Cross-correlation on a single channel for resistance noise measurements
Tim Thyzel
TL;DR
The paper tackles resistance-noise measurements limited by $1/f$ and amplifier white noise by introducing a single-channel cross-correlation scheme that uses two simultaneous carrier frequencies and dual software demodulators to create two uncorrelated copies of the DUT noise. The method reproduces conventional cross-correlation results with accuracy within ~14% relative to a standard single-reference approach and delivers a substantial SNR improvement of about $7\ \mathrm{dB}$, scalable with longer averaging. It eliminates the need for additional hardware, enabling routine cross-correlation in resistance-noise spectroscopy, and can be extended to many carrier frequencies for large-scale cross-correlation.
Abstract
Cross-correlation is an established tool to reduce the background in resistance noise measurements.
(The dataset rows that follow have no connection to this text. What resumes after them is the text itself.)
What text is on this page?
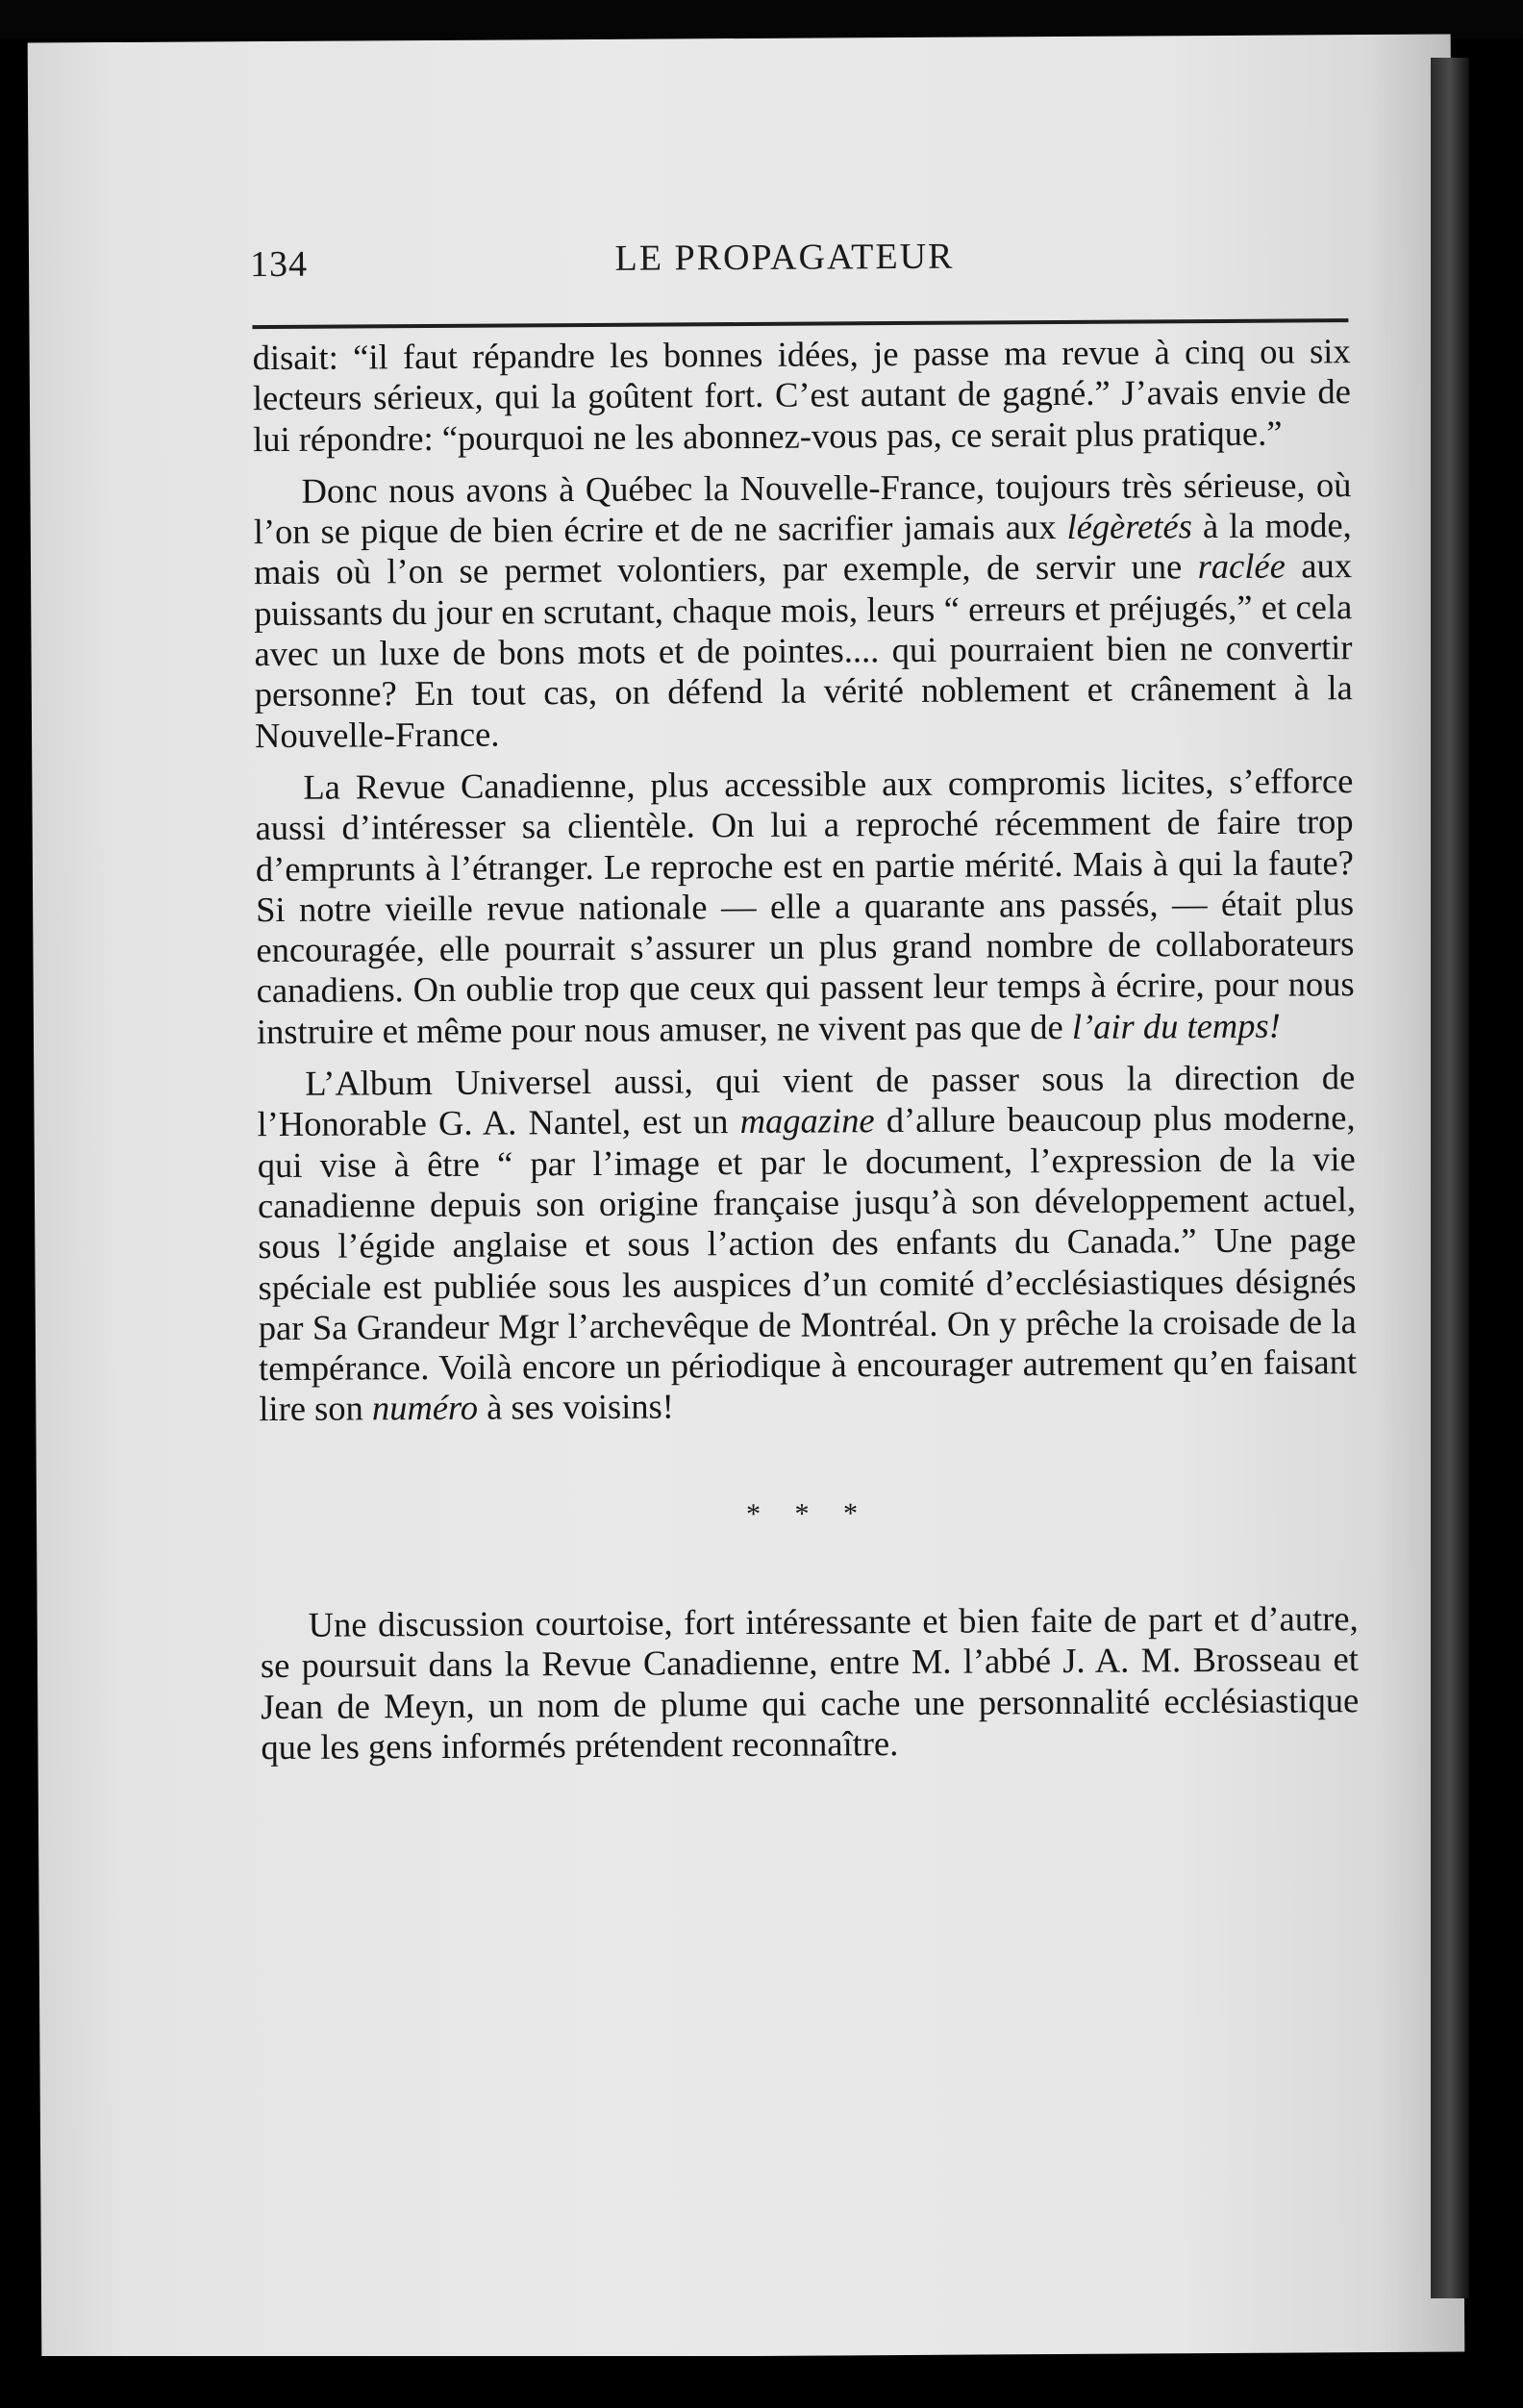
134	LE PROPAGATEUR

disait: “il faut répandre les bonnes idées, je passe ma revue à cinq ou six lecteurs sérieux, qui la goûtent fort. C’est autant de gagné.” J’avais envie de lui répondre: “pourquoi ne les abonnez-vous pas, ce serait plus pratique.”

Donc nous avons à Québec la Nouvelle-France, toujours très sérieuse, où l’on se pique de bien écrire et de ne sacrifier jamais aux légèretés à la mode, mais où l’on se permet volontiers, par exemple, de servir une raclée aux puissants du jour en scrutant, chaque mois, leurs “ erreurs et préjugés,” et cela avec un luxe de bons mots et de pointes.... qui pourraient bien ne convertir personne? En tout cas, on défend la vérité noblement et crânement à la Nouvelle-France.

La Revue Canadienne, plus accessible aux compromis licites, s’efforce aussi d’intéresser sa clientèle. On lui a reproché récemment de faire trop d’emprunts à l’étranger. Le reproche est en partie mérité. Mais à qui la faute? Si notre vieille revue nationale — elle a quarante ans passés, — était plus encouragée, elle pourrait s’assurer un plus grand nombre de collaborateurs canadiens. On oublie trop que ceux qui passent leur temps à écrire, pour nous instruire et même pour nous amuser, ne vivent pas que de l’air du temps!

L’Album Universel aussi, qui vient de passer sous la direction de l’Honorable G. A. Nantel, est un magazine d’allure beaucoup plus moderne, qui vise à être “ par l’image et par le document, l’expression de la vie canadienne depuis son origine française jusqu’à son développement actuel, sous l’égide anglaise et sous l’action des enfants du Canada.” Une page spéciale est publiée sous les auspices d’un comité d’ecclésiastiques désignés par Sa Grandeur Mgr l’archevêque de Montréal. On y prêche la croisade de la tempérance. Voilà encore un périodique à encourager autrement qu’en faisant lire son numéro à ses voisins!

* * *

Une discussion courtoise, fort intéressante et bien faite de part et d’autre, se poursuit dans la Revue Canadienne, entre M. l’abbé J. A. M. Brosseau et Jean de Meyn, un nom de plume qui cache une personnalité ecclésiastique que les gens informés prétendent reconnaître.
However, the conventional method requires the amplifier, demodulator and digitizer channels to be duplicated, increasing the cost and complexity of the measurement circuit. We propose an alternating-current technique that allows cross-correlation with only a single channel by modulating the device under test with two carrier frequencies simultaneously. Using multiple software-based demodulators, we show that this method produces accurate amplitude measurements and noise spectra. The signal-to-noise-ratio is improved by 7 dB, and longer measurement durations increase this improvement.